I started writing my first novel in 1999, as part of a PhD in writing at Edith Cowan University.

Why did I enrol in a PhD?

Because I was offered a scholarship and it seemed like madness to refuse an opportunity to be paid to write when I didn’t have any better ideas about what I wanted to do.

But there was another reason too: 

In his Nobel Prize acceptance speech, Kazuo Ishiguro said: ‘Stories are about one person saying to another, This is the way it feels to me? Does it feel the same to you?’And although, at that point, I had only written a handful of short stories, I was already a little addicted to the satisfaction of shaping my own experiences and preoccupations into something I could share with others, and use to connect with them. 

Twenty years on, my reasons for writing remain the same: a desire to connect what’s in my heart and mind with the hearts and minds of others, through words. 

But there have been times in my journey when I have lost sight of why I write, lured off course by the siren song of ‘being a writer’.

And by Being a Writer, I mean the external public face of it, the part where your work goes out into the world, and is weighed and measured and compared to the work of others, and where various metrics are applied to decide whether the work, and therefore you— the writer—are ‘successful’. These metrics include being longlisted or shortlisted for, or winning, competitions and awards; sales; reviews;  festival invitations; radio appearances and so forth.

In short, the part you have no control over. 

What I have learned in the last two decades is that you can’t build yourself as a writer from the outside in. You’re not an amalgam of your outward successes who just happens to have a heart and mind.You are, first and foremost, a human who wants to share stories that resonate, who, if you’re lucky, might have had some opportunities and outward successes along the way. 

As Charlotte Wood said in her 2016 Stella prize acceptance speech (which I have stuck to the wall above my desk):

‘The measure of a book’s quality, and the measure of one’s worth as an artist, can never be decided by awards. Nor can it be defined by sales, nor even the response of our beloved readers. If there is a measure—and I’m not sure there is—it can only be time. But all this measuring and grading, in any case, is not an artist’s job.

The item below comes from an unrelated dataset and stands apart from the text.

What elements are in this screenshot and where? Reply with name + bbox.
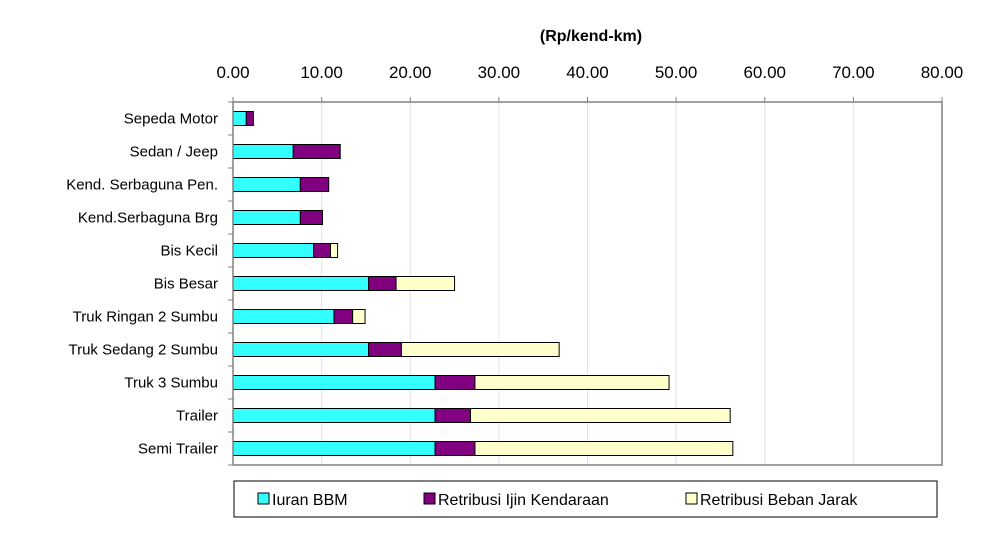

Our energies must be dedicated, purely and simply, to the work itself—returning again and again to the writing room and the blank page, defying the cold logic that says you are only worth what you earn, or what others think of you.’

I’m not saying you can’t enjoy the rare moments of the ‘champagne lifestyle’ that you imagined when you finished your first novel. I’m not going to lie; I was pretty much wetting my pants with excitement when I was chatting to Michael Chabon at a party at Ubud Writers Festival (not least because he is extremely handsome and charming);  I screamed with excitement when I was shortlisted for the WA Premier’s Prize; I was utterly delighted to be flown to Sydney to be presented with an Australian Council fellowship and put up at a fancy hotel.

Those moments were thrilling. But they constitute approximately 0.01% of my life ‘as a writer’.

The other 99.99% is me at my desk with my keyboard and screen and my heart and my mind thinking about how I can use these amazing things called words to connect with other humans.